Maximizing Service Uptime of Smartphone-based Distributed Real-time and Embedded Systems
Shah, Anushi
:
2010-12-02
Abstract
This thesis presents, SmartDeploy, the deployment technique for maximizing service uptime in distributed applications over a network of smartphones. It takes into account the power consumption rate of the software components as a key factor affecting service uptime besides hardware resource constraints like memory, CPU, etc. The problem becomes more challenging with heterogeneity of devices and when system scale consists of hundreds of software components deployed on to hundreds of devices. The work suggests a hybrid deployment optimization technique by intelligently placing the software components onto the devices where they obtain maximum battery power and sufficient hardware resources like memory, CPU, etc. SmartDeploy provides a framework that can be strategized with the desired bin packing heuristic along with a strategizable framework to plug in the desired evolutionary algorithm so that a variation of a hybrid algorithm can be synthesized.
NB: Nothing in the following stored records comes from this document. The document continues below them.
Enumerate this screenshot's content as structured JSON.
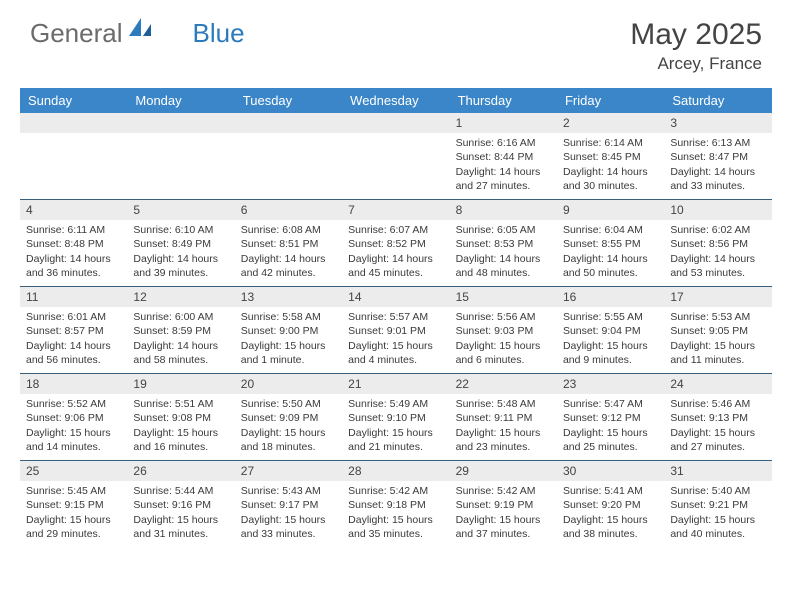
{
  "brand": {
    "part1": "General",
    "part2": "Blue"
  },
  "title": "May 2025",
  "location": "Arcey, France",
  "colors": {
    "header_bg": "#3a86c8",
    "header_text": "#ffffff",
    "rule": "#3a5f7a",
    "daynum_bg": "#ececec",
    "body_text": "#3a3a3a",
    "logo_gray": "#6b6b6b",
    "logo_blue": "#2b7bbd",
    "page_bg": "#ffffff"
  },
  "fonts": {
    "title_size_pt": 22,
    "location_size_pt": 13,
    "dayhead_size_pt": 10,
    "cell_size_pt": 8
  },
  "day_names": [
    "Sunday",
    "Monday",
    "Tuesday",
    "Wednesday",
    "Thursday",
    "Friday",
    "Saturday"
  ],
  "weeks": [
    [
      {
        "n": "",
        "sunrise": "",
        "sunset": "",
        "daylight": ""
      },
      {
        "n": "",
        "sunrise": "",
        "sunset": "",
        "daylight": ""
      },
      {
        "n": "",
        "sunrise": "",
        "sunset": "",
        "daylight": ""
      },
      {
        "n": "",
        "sunrise": "",
        "sunset": "",
        "daylight": ""
      },
      {
        "n": "1",
        "sunrise": "6:16 AM",
        "sunset": "8:44 PM",
        "daylight": "14 hours and 27 minutes."
      },
      {
        "n": "2",
        "sunrise": "6:14 AM",
        "sunset": "8:45 PM",
        "daylight": "14 hours and 30 minutes."
      },
      {
        "n": "3",
        "sunrise": "6:13 AM",
        "sunset": "8:47 PM",
        "daylight": "14 hours and 33 minutes."
      }
    ],
    [
      {
        "n": "4",
        "sunrise": "6:11 AM",
        "sunset": "8:48 PM",
        "daylight": "14 hours and 36 minutes."
      },
      {
        "n": "5",
        "sunrise": "6:10 AM",
        "sunset": "8:49 PM",
        "daylight": "14 hours and 39 minutes."
      },
      {
        "n": "6",
        "sunrise": "6:08 AM",
        "sunset": "8:51 PM",
        "daylight": "14 hours and 42 minutes."
      },
      {
        "n": "7",
        "sunrise": "6:07 AM",
        "sunset": "8:52 PM",
        "daylight": "14 hours and 45 minutes."
      },
      {
        "n": "8",
        "sunrise": "6:05 AM",
        "sunset": "8:53 PM",
        "daylight": "14 hours and 48 minutes."
      },
      {
        "n": "9",
        "sunrise": "6:04 AM",
        "sunset": "8:55 PM",
        "daylight": "14 hours and 50 minutes."
      },
      {
        "n": "10",
        "sunrise": "6:02 AM",
        "sunset": "8:56 PM",
        "daylight": "14 hours and 53 minutes."
      }
    ],
    [
      {
        "n": "11",
        "sunrise": "6:01 AM",
        "sunset": "8:57 PM",
        "daylight": "14 hours and 56 minutes."
      },
      {
        "n": "12",
        "sunrise": "6:00 AM",
        "sunset": "8:59 PM",
        "daylight": "14 hours and 58 minutes."
      },
      {
        "n": "13",
        "sunrise": "5:58 AM",
        "sunset": "9:00 PM",
        "daylight": "15 hours and 1 minute."
      },
      {
        "n": "14",
        "sunrise": "5:57 AM",
        "sunset": "9:01 PM",
        "daylight": "15 hours and 4 minutes."
      },
      {
        "n": "15",
        "sunrise": "5:56 AM",
        "sunset": "9:03 PM",
        "daylight": "15 hours and 6 minutes."
      },
      {
        "n": "16",
        "sunrise": "5:55 AM",
        "sunset": "9:04 PM",
        "daylight": "15 hours and 9 minutes."
      },
      {
        "n": "17",
        "sunrise": "5:53 AM",
        "sunset": "9:05 PM",
        "daylight": "15 hours and 11 minutes."
      }
    ],
    [
      {
        "n": "18",
        "sunrise": "5:52 AM",
        "sunset": "9:06 PM",
        "daylight": "15 hours and 14 minutes."
      },
      {
        "n": "19",
        "sunrise": "5:51 AM",
        "sunset": "9:08 PM",
        "daylight": "15 hours and 16 minutes."
      },
      {
        "n": "20",
        "sunrise": "5:50 AM",
        "sunset": "9:09 PM",
        "daylight": "15 hours and 18 minutes."
      },
      {
        "n": "21",
        "sunrise": "5:49 AM",
        "sunset": "9:10 PM",
        "daylight": "15 hours and 21 minutes."
      },
      {
        "n": "22",
        "sunrise": "5:48 AM",
        "sunset": "9:11 PM",
        "daylight": "15 hours and 23 minutes."
      },
      {
        "n": "23",
        "sunrise": "5:47 AM",
        "sunset": "9:12 PM",
        "daylight": "15 hours and 25 minutes."
      },
      {
        "n": "24",
        "sunrise": "5:46 AM",
        "sunset": "9:13 PM",
        "daylight": "15 hours and 27 minutes."
      }
    ],
    [
      {
        "n": "25",
        "sunrise": "5:45 AM",
        "sunset": "9:15 PM",
        "daylight": "15 hours and 29 minutes."
      },
      {
        "n": "26",
        "sunrise": "5:44 AM",
        "sunset": "9:16 PM",
        "daylight": "15 hours and 31 minutes."
      },
      {
        "n": "27",
        "sunrise": "5:43 AM",
        "sunset": "9:17 PM",
        "daylight": "15 hours and 33 minutes."
      },
      {
        "n": "28",
        "sunrise": "5:42 AM",
        "sunset": "9:18 PM",
        "daylight": "15 hours and 35 minutes."
      },
      {
        "n": "29",
        "sunrise": "5:42 AM",
        "sunset": "9:19 PM",
        "daylight": "15 hours and 37 minutes."
      },
      {
        "n": "30",
        "sunrise": "5:41 AM",
        "sunset": "9:20 PM",
        "daylight": "15 hours and 38 minutes."
      },
      {
        "n": "31",
        "sunrise": "5:40 AM",
        "sunset": "9:21 PM",
        "daylight": "15 hours and 40 minutes."
      }
    ]
  ],
  "labels": {
    "sunrise_prefix": "Sunrise: ",
    "sunset_prefix": "Sunset: ",
    "daylight_prefix": "Daylight: "
  }
}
To solve the service uptime maximization problem, SmartDeploy is strategized with the worst-fit bin packer which ensures that services are load balanced across the collection of smartphones used in the mission in a way that minimizes battery drain while also delivering the QoS. The evolutionary algorithm (particle swarm optimization or genetic algorithm) generates initial and evolved random vectors and evaluates them using a fitness function.